Cordero attended the Universidad de Puerto Rico in Rio Piedras and received her B.S. in Mathematics in 1981. She was granted a National Science Foundation Minority Graduate Fellowship which she used to attend the University of California at Berkeley to obtain her masters in mathematics in 1983. She continued her studies at the University of Iowa, and obtained her Ph.D. in mathematics in 1989 under Norman Johnson.

== Career and research ==
Cordero's research is in the area of finite semifields (non-associative algebras) and their associated planes (viewed affinely or projectively) in the general area of finite geometry.

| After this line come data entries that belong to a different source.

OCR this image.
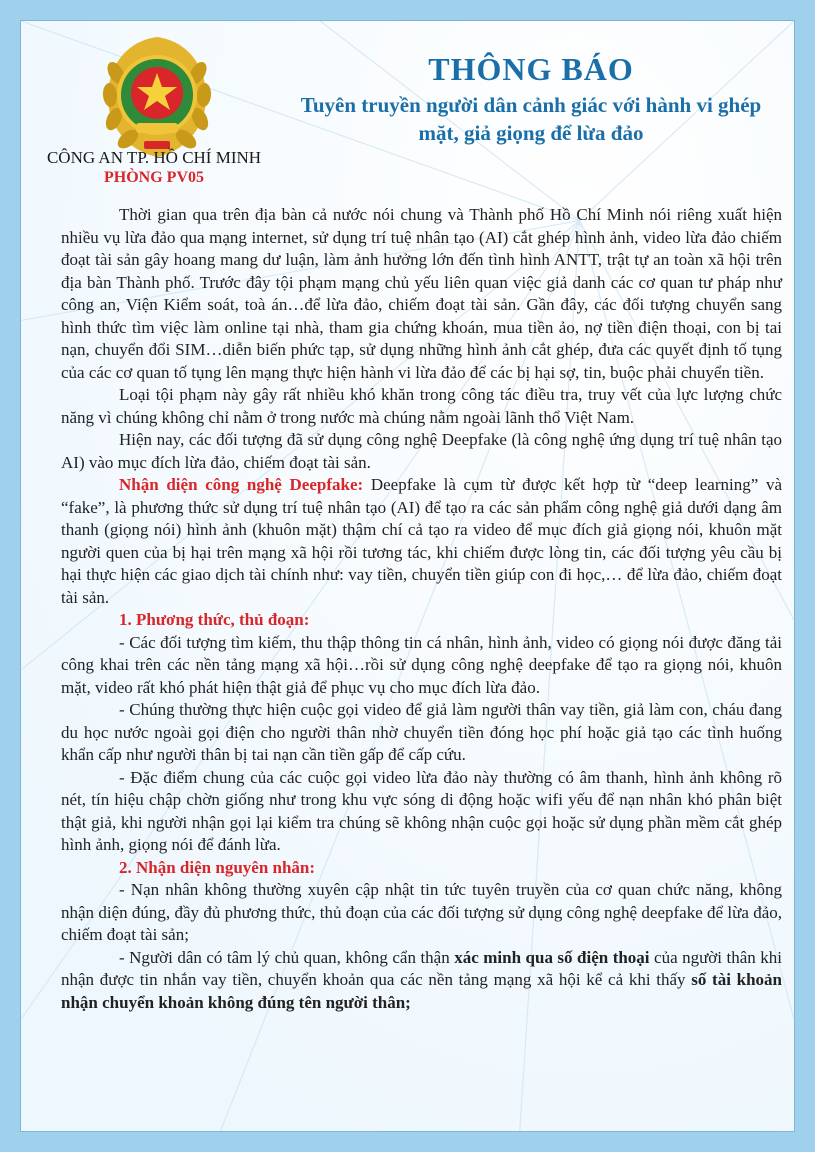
CÔNG AN TP. HỒ CHÍ MINH
PHÒNG PV05
THÔNG BÁO
Tuyên truyền người dân cảnh giác với hành vi ghép mặt, giả giọng để lừa đảo

Thời gian qua trên địa bàn cả nước nói chung và Thành phố Hồ Chí Minh nói riêng xuất hiện nhiều vụ lừa đảo qua mạng internet, sử dụng trí tuệ nhân tạo (AI) cắt ghép hình ảnh, video lừa đảo chiếm đoạt tài sản gây hoang mang dư luận, làm ảnh hưởng lớn đến tình hình ANTT, trật tự an toàn xã hội trên địa bàn Thành phố. Trước đây tội phạm mạng chủ yếu liên quan việc giả danh các cơ quan tư pháp như công an, Viện Kiểm soát, toà án…để lừa đảo, chiếm đoạt tài sản. Gần đây, các đối tượng chuyển sang hình thức tìm việc làm online tại nhà, tham gia chứng khoán, mua tiền ảo, nợ tiền điện thoại, con bị tai nạn, chuyển đổi SIM…diễn biến phức tạp, sử dụng những hình ảnh cắt ghép, đưa các quyết định tố tụng của các cơ quan tố tụng lên mạng thực hiện hành vi lừa đảo để các bị hại sợ, tin, buộc phải chuyển tiền.

Loại tội phạm này gây rất nhiều khó khăn trong công tác điều tra, truy vết của lực lượng chức năng vì chúng không chỉ nằm ở trong nước mà chúng nằm ngoài lãnh thổ Việt Nam.

Hiện nay, các đối tượng đã sử dụng công nghệ Deepfake (là công nghệ ứng dụng trí tuệ nhân tạo AI) vào mục đích lừa đảo, chiếm đoạt tài sản.

Nhận diện công nghệ Deepfake: Deepfake là cụm từ được kết hợp từ “deep learning” và “fake”, là phương thức sử dụng trí tuệ nhân tạo (AI) để tạo ra các sản phẩm công nghệ giả dưới dạng âm thanh (giọng nói) hình ảnh (khuôn mặt) thậm chí cả tạo ra video để mục đích giả giọng nói, khuôn mặt người quen của bị hại trên mạng xã hội rồi tương tác, khi chiếm được lòng tin, các đối tượng yêu cầu bị hại thực hiện các giao dịch tài chính như: vay tiền, chuyển tiền giúp con đi học,… để lừa đảo, chiếm đoạt tài sản.

1. Phương thức, thủ đoạn:

- Các đối tượng tìm kiếm, thu thập thông tin cá nhân, hình ảnh, video có giọng nói được đăng tải công khai trên các nền tảng mạng xã hội…rồi sử dụng công nghệ deepfake để tạo ra giọng nói, khuôn mặt, video rất khó phát hiện thật giả để phục vụ cho mục đích lừa đảo.

- Chúng thường thực hiện cuộc gọi video để giả làm người thân vay tiền, giả làm con, cháu đang du học nước ngoài gọi điện cho người thân nhờ chuyển tiền đóng học phí hoặc giả tạo các tình huống khẩn cấp như người thân bị tai nạn cần tiền gấp để cấp cứu.

- Đặc điểm chung của các cuộc gọi video lừa đảo này thường có âm thanh, hình ảnh không rõ nét, tín hiệu chập chờn giống như trong khu vực sóng di động hoặc wifi yếu để nạn nhân khó phân biệt thật giả, khi người nhận gọi lại kiểm tra chúng sẽ không nhận cuộc gọi hoặc sử dụng phần mềm cắt ghép hình ảnh, giọng nói để đánh lừa.

2. Nhận diện nguyên nhân:

- Nạn nhân không thường xuyên cập nhật tin tức tuyên truyền của cơ quan chức năng, không nhận diện đúng, đầy đủ phương thức, thủ đoạn của các đối tượng sử dụng công nghệ deepfake để lừa đảo, chiếm đoạt tài sản;

- Người dân có tâm lý chủ quan, không cẩn thận xác minh qua số điện thoại của người thân khi nhận được tin nhắn vay tiền, chuyển khoản qua các nền tảng mạng xã hội kể cả khi thấy số tài khoản nhận chuyển khoản không đúng tên người thân;
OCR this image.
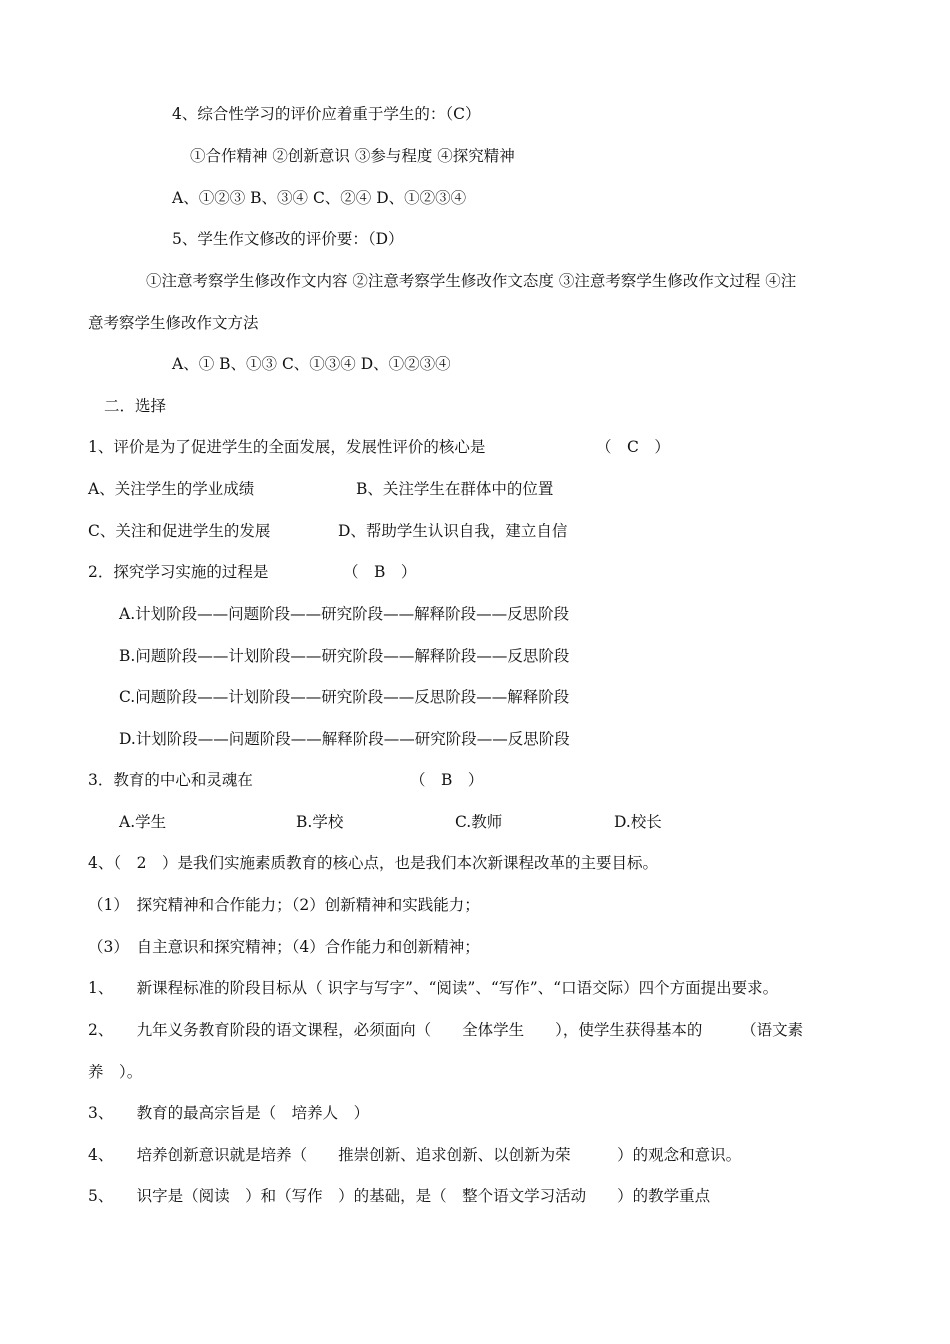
4、综合性学习的评价应着重于学生的：（C）
①合作精神 ②创新意识 ③参与程度 ④探究精神
A、①②③ B、③④ C、②④ D、①②③④
5、学生作文修改的评价要：（D）
①注意考察学生修改作文内容 ②注意考察学生修改作文态度 ③注意考察学生修改作文过程 ④注
意考察学生修改作文方法
A、① B、①③ C、①③④ D、①②③④
二．选择
1、评价是为了促进学生的全面发展，发展性评价的核心是	（　C　）
A、关注学生的学业成绩	B、关注学生在群体中的位置
C、关注和促进学生的发展	D、帮助学生认识自我，建立自信
2．探究学习实施的过程是	（　B　）
A.计划阶段——问题阶段——研究阶段——解释阶段——反思阶段
B.问题阶段——计划阶段——研究阶段——解释阶段——反思阶段
C.问题阶段——计划阶段——研究阶段——反思阶段——解释阶段
D.计划阶段——问题阶段——解释阶段——研究阶段——反思阶段
3．教育的中心和灵魂在	（　B　）
A.学生	B.学校	C.教师	D.校长
4、（　2　）是我们实施素质教育的核心点，也是我们本次新课程改革的主要目标。
（1）　探究精神和合作能力；（2）创新精神和实践能力；
（3）　自主意识和探究精神；（4）合作能力和创新精神；
1、　　新课程标准的阶段目标从（ 识字与写字”、“阅读”、“写作”、“口语交际）四个方面提出要求。
2、　　九年义务教育阶段的语文课程，必须面向（　　全体学生　　），使学生获得基本的　　　（语文素
养　）。
3、　　教育的最高宗旨是（　培养人　）
4、　　培养创新意识就是培养（　　推崇创新、追求创新、以创新为荣　　　）的观念和意识。
5、　　识字是（阅读　）和（写作　）的基础，是（　整个语文学习活动　　）的教学重点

After earning her Ph.D., Cordero worked as an associate and an assistant professor at Texas Tech University until 2001, when she joined the faculty at the University of Texas at Arlington. Cordero served as the Mathematical Association of America's Governor-at-Large for Minority Interests from 2008 to 2011.

Cordero's most-cited work is A survey of finite semifields. She was the Principal Investigator for a National Science Foundation grant of $2.85 million awarded to the University of Texas at Arlington in 2009 for a project that placed mathematics graduate students in Arlington public schools to enhance teaching and learning in the classrooms and to inspire students to pursue careers in STEM (Science, Technology, Engineering, and Mathematics).

==Awards and honors==
- New Faculty Award, Texas Tech University, 1994
- Professor of the Year, student chapter of the Mathematical Association of America at Texas Tech University, 1995
- President's Excellence in Teaching Award, Texas Tech University, 1999
- Outstanding Hispanic Women of the South Plains, South Plains Hispanic Chamber of Commerce, 2000
- Featured Biography, Mathematical Association of America Strengthening Underrepresented Minority Mathematics Achievement (SUMMA) Program, 2001
- University of Texas Board of Regents' Outstanding Teaching Award, 2009
- Featured Biography, SACNAS Biography Project, 2011
- Certificate of Meritorious Service, Mathematical Association of America, 2012
- Ford Legendary Women (Mujeres Legendarias de Ford), 2016
- Great Minds in STEM 2016 HENAAC Award Education Distinction, 2016
- American Association for the Advancement of Science IF/THEN Ambassador, 2019
- Presidential Award for Excellence in Science, Mathematics and Engineering Mentoring (PAESMEM), 2022
- Fellow of the Association for Women in Mathematics in the Class of 2023.